I worried needlessly. He looked the same, though older and a bit more like my grandfather. His wife was friendly, and though his three year old was cranky and his daughters looked at us with detachment (If you were that important we would have met you by now seemed to be the sentiment), it was an easy afternoon, catching up on family and former classmates, and hearing about his life in the Pacific Northwest. When we were kids he had been a serious, bright kid who was tormented a little by his older brothers, so I was happy to see him grown up and not harboring any grudges for the summer they called him “Waffle Pants” because of an unfortunate incident with a too-hot register.

He’s a practical guy and this is his life out here where the roads are not straight, but I got a hint from him of what it would be like to leave the Midwest for a different geography. He’s obsessed with Hoosier basketball and any team for any sport that is from Indiana. He longs for the quieter pace of what he remembers of Midwestern life. He laments that airfare from here to “home” is steep for a family of five, so visits with relatives are few and far between. In fact, other than his mother and brother, I am the only other family member who has made the visit and witnessed where he lives his life.

I wonder how long it would take me, if I lived where he does, to realize that the closest distance between two points is not the direction you point your car when you are ready to make a journey. Do you get used to circuitous routes or do you always hanker for an open road and a clear horizon?
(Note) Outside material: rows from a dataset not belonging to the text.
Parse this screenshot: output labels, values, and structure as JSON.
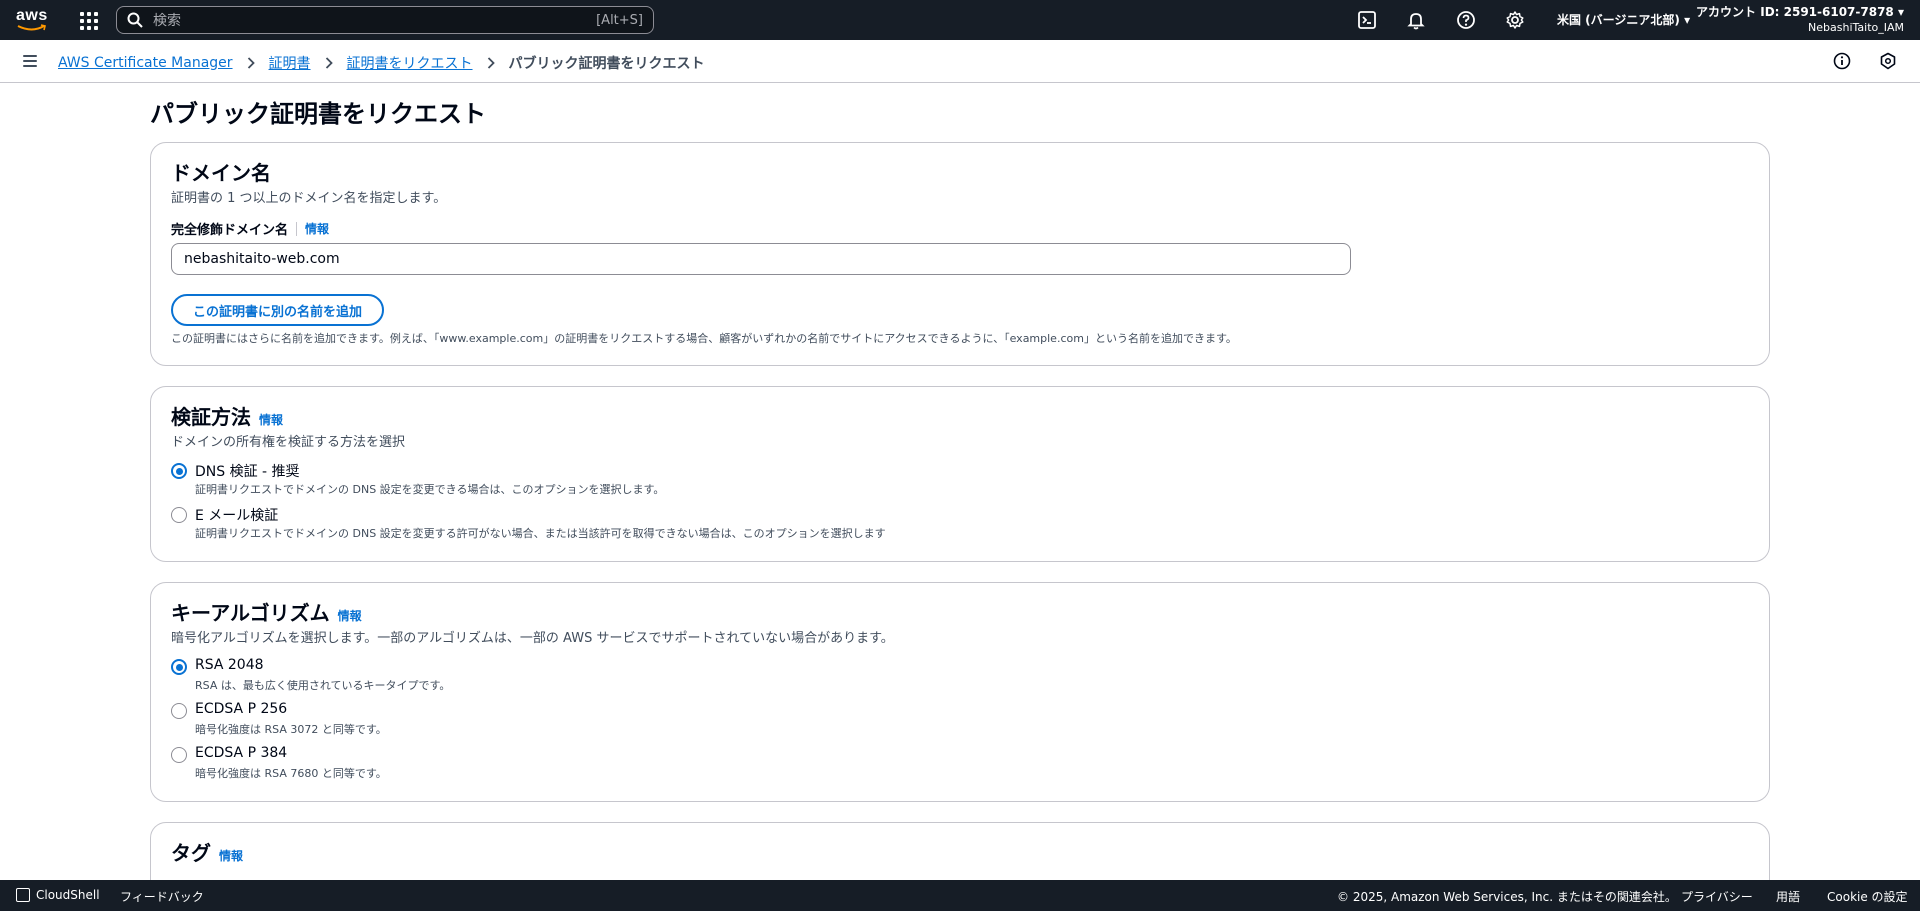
{
  "topnav": {
    "logo_text": "aws",
    "search_placeholder": "検索",
    "search_shortcut": "[Alt+S]",
    "region": "米国 (バージニア北部) ▾",
    "account_id": "アカウント ID: 2591-6107-7878 ▾",
    "account_user": "NebashiTaito_IAM"
  },
  "breadcrumb": {
    "items": [
      "AWS Certificate Manager",
      "証明書",
      "証明書をリクエスト"
    ],
    "current": "パブリック証明書をリクエスト"
  },
  "page": {
    "title": "パブリック証明書をリクエスト"
  },
  "domain_card": {
    "title": "ドメイン名",
    "description": "証明書の 1 つ以上のドメイン名を指定します。",
    "field_label": "完全修飾ドメイン名",
    "info": "情報",
    "field_value": "nebashitaito-web.com",
    "add_button": "この証明書に別の名前を追加",
    "help": "この証明書にはさらに名前を追加できます。例えば、「www.example.com」の証明書をリクエストする場合、顧客がいずれかの名前でサイトにアクセスできるように、「example.com」という名前を追加できます。"
  },
  "validation_card": {
    "title": "検証方法",
    "info": "情報",
    "description": "ドメインの所有権を検証する方法を選択",
    "options": [
      {
        "label": "DNS 検証 - 推奨",
        "desc": "証明書リクエストでドメインの DNS 設定を変更できる場合は、このオプションを選択します。",
        "selected": true
      },
      {
        "label": "E メール検証",
        "desc": "証明書リクエストでドメインの DNS 設定を変更する許可がない場合、または当該許可を取得できない場合は、このオプションを選択します",
        "selected": false
      }
    ]
  },
  "key_card": {
    "title": "キーアルゴリズム",
    "info": "情報",
    "description": "暗号化アルゴリズムを選択します。一部のアルゴリズムは、一部の AWS サービスでサポートされていない場合があります。",
    "options": [
      {
        "label": "RSA 2048",
        "desc": "RSA は、最も広く使用されているキータイプです。",
        "selected": true
      },
      {
        "label": "ECDSA P 256",
        "desc": "暗号化強度は RSA 3072 と同等です。",
        "selected": false
      },
      {
        "label": "ECDSA P 384",
        "desc": "暗号化強度は RSA 7680 と同等です。",
        "selected": false
      }
    ]
  },
  "tag_card": {
    "title": "タグ",
    "info": "情報"
  },
  "footer": {
    "cloudshell": "CloudShell",
    "feedback": "フィードバック",
    "copyright": "© 2025, Amazon Web Services, Inc. またはその関連会社。",
    "privacy": "プライバシー",
    "terms": "用語",
    "cookie": "Cookie の設定"
  }
}
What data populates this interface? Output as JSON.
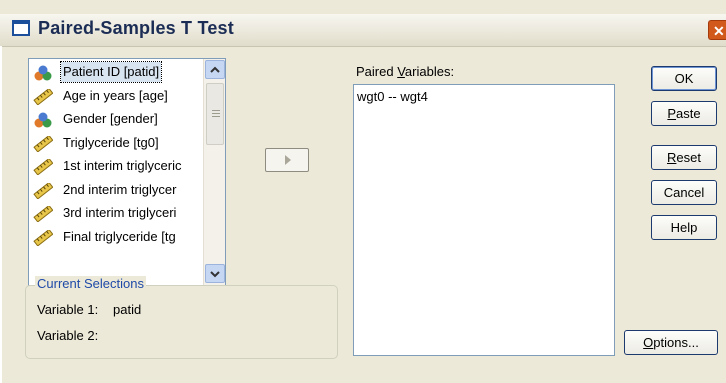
{
  "window": {
    "title": "Paired-Samples T Test",
    "close_glyph": "✕"
  },
  "variable_list": {
    "items": [
      {
        "label": "Patient ID [patid]",
        "icon": "nominal-icon",
        "selected": true
      },
      {
        "label": "Age in years [age]",
        "icon": "scale-icon",
        "selected": false
      },
      {
        "label": "Gender [gender]",
        "icon": "nominal-icon",
        "selected": false
      },
      {
        "label": "Triglyceride [tg0]",
        "icon": "scale-icon",
        "selected": false
      },
      {
        "label": "1st interim triglyceric",
        "icon": "scale-icon",
        "selected": false
      },
      {
        "label": "2nd interim triglycer",
        "icon": "scale-icon",
        "selected": false
      },
      {
        "label": "3rd interim triglyceri",
        "icon": "scale-icon",
        "selected": false
      },
      {
        "label": "Final triglyceride [tg",
        "icon": "scale-icon",
        "selected": false
      }
    ]
  },
  "paired_variables": {
    "label_pre": "Paired ",
    "label_u": "V",
    "label_post": "ariables:",
    "items": [
      "wgt0 -- wgt4"
    ]
  },
  "current_selections": {
    "legend": "Current Selections",
    "var1_label": "Variable 1:",
    "var1_value": "patid",
    "var2_label": "Variable 2:",
    "var2_value": ""
  },
  "buttons": {
    "ok": "OK",
    "paste_u": "P",
    "paste_rest": "aste",
    "reset_u": "R",
    "reset_rest": "eset",
    "cancel": "Cancel",
    "help": "Help",
    "options_u": "O",
    "options_rest": "ptions..."
  },
  "colors": {
    "accent": "#1f4aa8",
    "title_text": "#1c2d55",
    "close": "#d1591c"
  }
}
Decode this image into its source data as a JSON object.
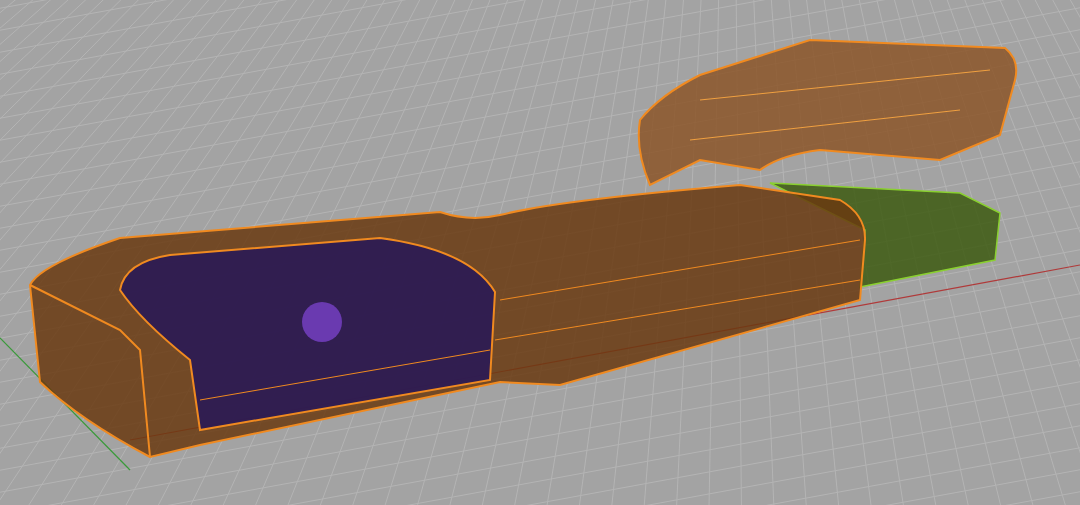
{
  "viewport": {
    "grid_visible": true,
    "axes_visible": true
  }
}
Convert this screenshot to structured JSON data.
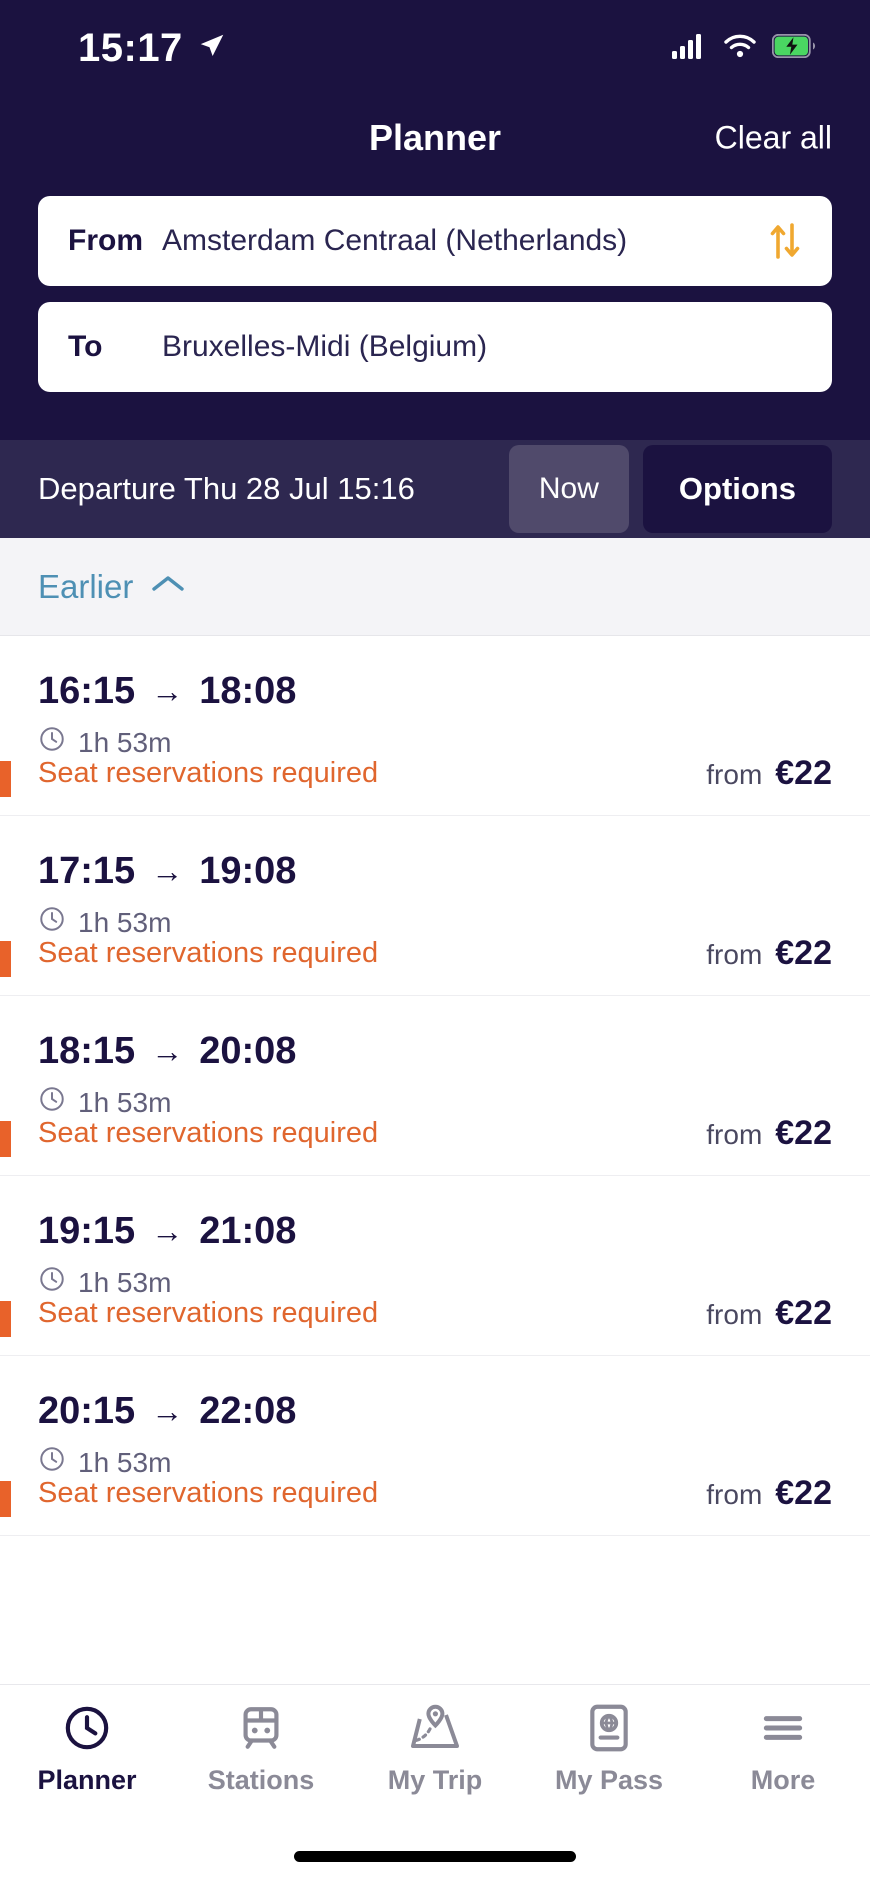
{
  "status_bar": {
    "time": "15:17",
    "location_icon": "location-arrow-icon",
    "signal_icon": "cellular-signal-icon",
    "wifi_icon": "wifi-icon",
    "battery_icon": "battery-charging-icon"
  },
  "header": {
    "title": "Planner",
    "clear_all_label": "Clear all",
    "background_color": "#1b1240",
    "from": {
      "label": "From",
      "value": "Amsterdam Centraal (Netherlands)"
    },
    "to": {
      "label": "To",
      "value": "Bruxelles-Midi (Belgium)"
    },
    "swap_icon": "swap-vertical-arrows-icon",
    "swap_icon_color": "#f0a830"
  },
  "departure_bar": {
    "text": "Departure Thu 28 Jul 15:16",
    "now_label": "Now",
    "options_label": "Options",
    "background_color": "#2e2850"
  },
  "earlier": {
    "label": "Earlier",
    "chevron_icon": "chevron-up-icon",
    "color": "#4e90b4"
  },
  "journeys": [
    {
      "departure": "16:15",
      "arrival": "18:08",
      "duration": "1h 53m",
      "warning": "Seat reservations required",
      "price_prefix": "from",
      "price": "€22"
    },
    {
      "departure": "17:15",
      "arrival": "19:08",
      "duration": "1h 53m",
      "warning": "Seat reservations required",
      "price_prefix": "from",
      "price": "€22"
    },
    {
      "departure": "18:15",
      "arrival": "20:08",
      "duration": "1h 53m",
      "warning": "Seat reservations required",
      "price_prefix": "from",
      "price": "€22"
    },
    {
      "departure": "19:15",
      "arrival": "21:08",
      "duration": "1h 53m",
      "warning": "Seat reservations required",
      "price_prefix": "from",
      "price": "€22"
    },
    {
      "departure": "20:15",
      "arrival": "22:08",
      "duration": "1h 53m",
      "warning": "Seat reservations required",
      "price_prefix": "from",
      "price": "€22"
    }
  ],
  "arrow_glyph": "→",
  "warning_color": "#e0662e",
  "tabs": [
    {
      "label": "Planner",
      "icon": "clock-icon",
      "active": true
    },
    {
      "label": "Stations",
      "icon": "train-icon",
      "active": false
    },
    {
      "label": "My Trip",
      "icon": "map-pin-icon",
      "active": false
    },
    {
      "label": "My Pass",
      "icon": "passport-globe-icon",
      "active": false
    },
    {
      "label": "More",
      "icon": "hamburger-menu-icon",
      "active": false
    }
  ]
}
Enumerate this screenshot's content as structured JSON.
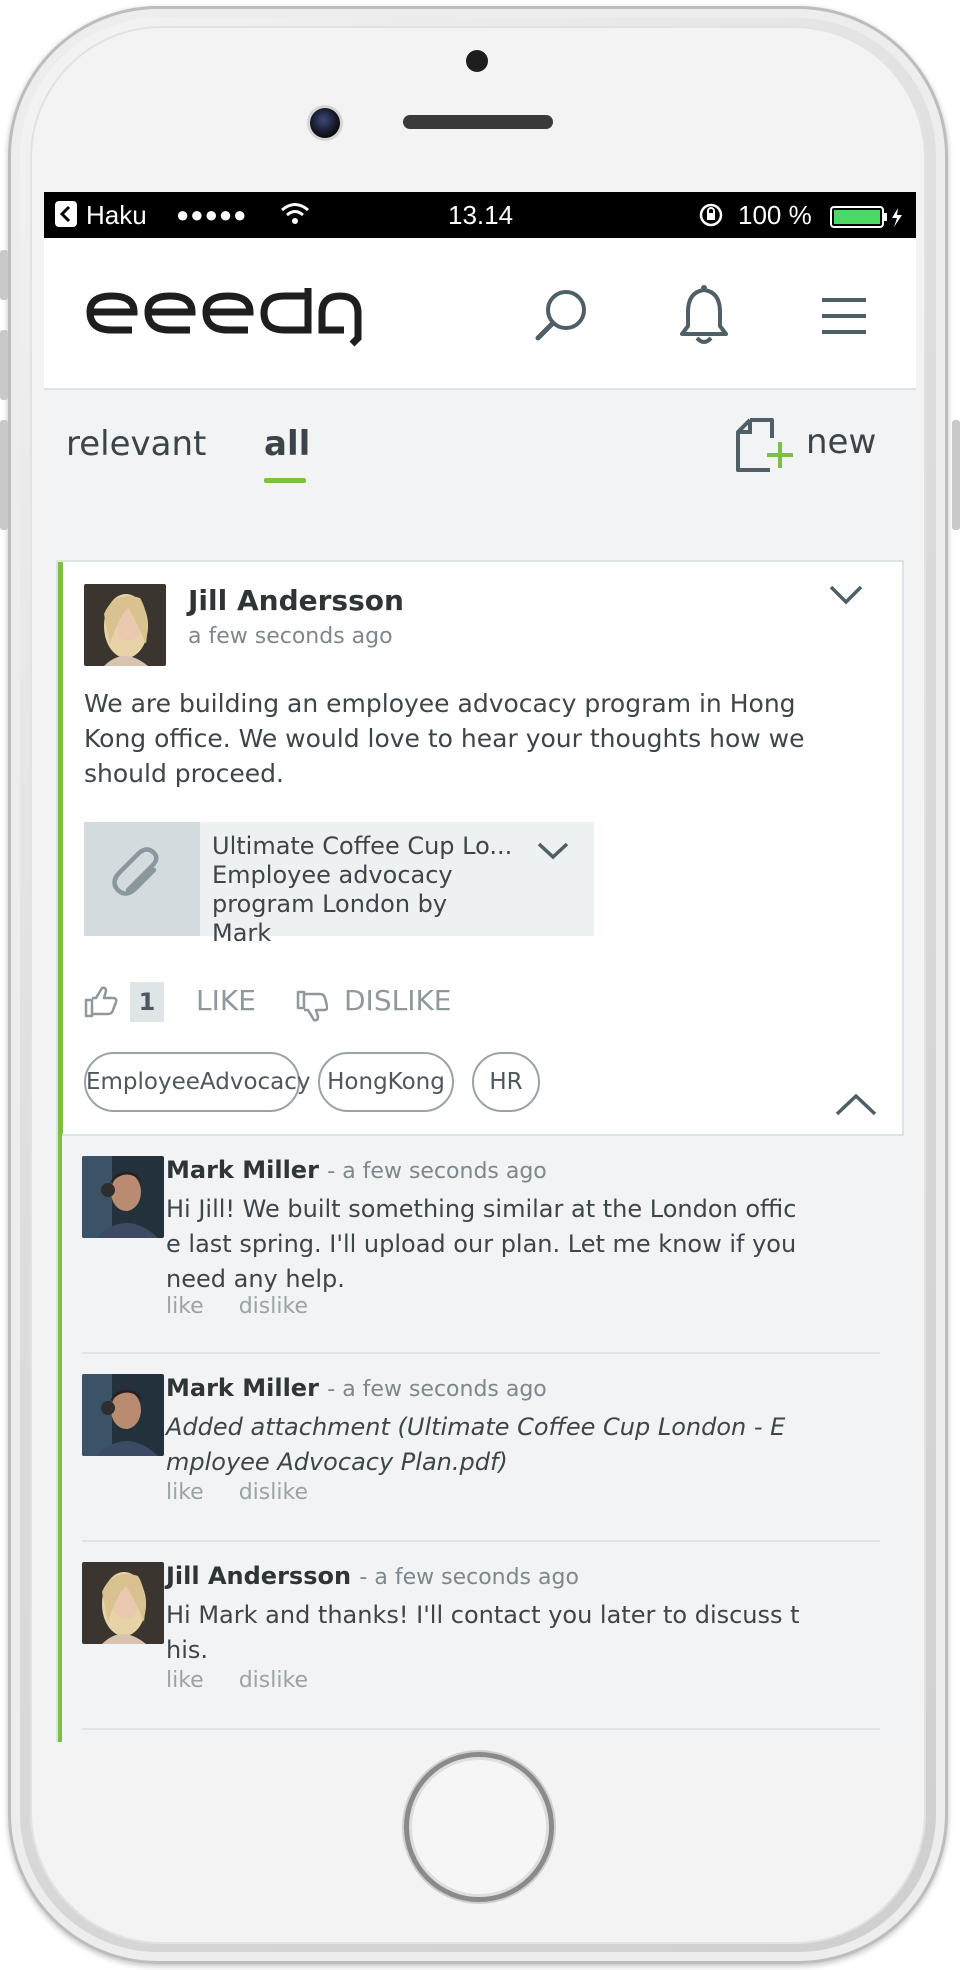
{
  "statusbar": {
    "back_app": "Haku",
    "signal": "●●●●●",
    "time": "13.14",
    "battery": "100 %"
  },
  "app": {
    "logo": "eeedq"
  },
  "filters": {
    "tabs": [
      {
        "label": "relevant",
        "active": false
      },
      {
        "label": "all",
        "active": true
      }
    ],
    "new_label": "new"
  },
  "post": {
    "author": "Jill Andersson",
    "time": "a few seconds ago",
    "body": "We are building an employee advocacy program in Hong Kong office. We would love to hear your thoughts how we should proceed.",
    "attachment": {
      "title": "Ultimate Coffee Cup Lo...",
      "subtitle": "Employee advocacy program London by Mark"
    },
    "like_count": "1",
    "like_label": "LIKE",
    "dislike_label": "DISLIKE",
    "tags": [
      "EmployeeAdvocacy",
      "HongKong",
      "HR"
    ]
  },
  "comments": [
    {
      "author": "Mark Miller",
      "time": "a few seconds ago",
      "text": "Hi Jill! We built something similar at the London office last spring. I'll upload our plan. Let me know if you need any help.",
      "like": "like",
      "dislike": "dislike"
    },
    {
      "author": "Mark Miller",
      "time": "a few seconds ago",
      "text": "Added attachment (Ultimate Coffee Cup London - Employee Advocacy Plan.pdf)",
      "like": "like",
      "dislike": "dislike"
    },
    {
      "author": "Jill Andersson",
      "time": "a few seconds ago",
      "text": "Hi Mark and thanks! I'll contact you later to discuss this.",
      "like": "like",
      "dislike": "dislike"
    }
  ],
  "colors": {
    "accent_green": "#7bc043",
    "icon_gray": "#4f5f66",
    "statusbar_bg": "#000000"
  },
  "icons": {
    "search": "search-icon",
    "bell": "bell-icon",
    "menu": "menu-icon",
    "new_post": "new-post-icon",
    "paperclip": "paperclip-icon",
    "chevron_down": "chevron-down-icon",
    "chevron_up": "chevron-up-icon",
    "thumbs_up": "thumbs-up-icon",
    "thumbs_down": "thumbs-down-icon"
  }
}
He took us to the naval base where he works, and we had to show ID before we were allowed access. Z’s ID gave the guard pause, and I had a sudden vision of all of us being stripped searched. To my mind, Z is not a shifty looking character, but in a world where old women get flagged at airports for security checks, it wasn’t beyond the realm of possibility. Luckily, we were given the nod and so got to see the base where Cousin #3 was stationed when he first joined the navy, see a hint of the work he is doing there, the PX, the base McDonald’s, the bowling alley, and then, for some reason the part that fascinated me most, the area where the tired, old ships are “mothballed.” To me, it looked like something out of a horror movie: the amusement park after hours, the empty school gymnasium, the meat-packing plant after the last shift has gone home for the weekend. The ships look like ghosts of themselves, their names and identifying numbers have been painted over and some of their parts have been salvaged. I kept asking what would happen to the ships because I couldn’t imagine that they’d just have to sit there for the rest of forever, like they are in some sort of boat nursing home. But that’s the plan. I stared at them and felt like if we were very quiet we could have heard the voices and sounds of the life that used to be on them. Should we should bring them flowers, bake them cookies, set up televisions so they can at least watch “The Price is Right” as they wile away the days in familiar geography but with no place to go and no one who would recognize them anyhow?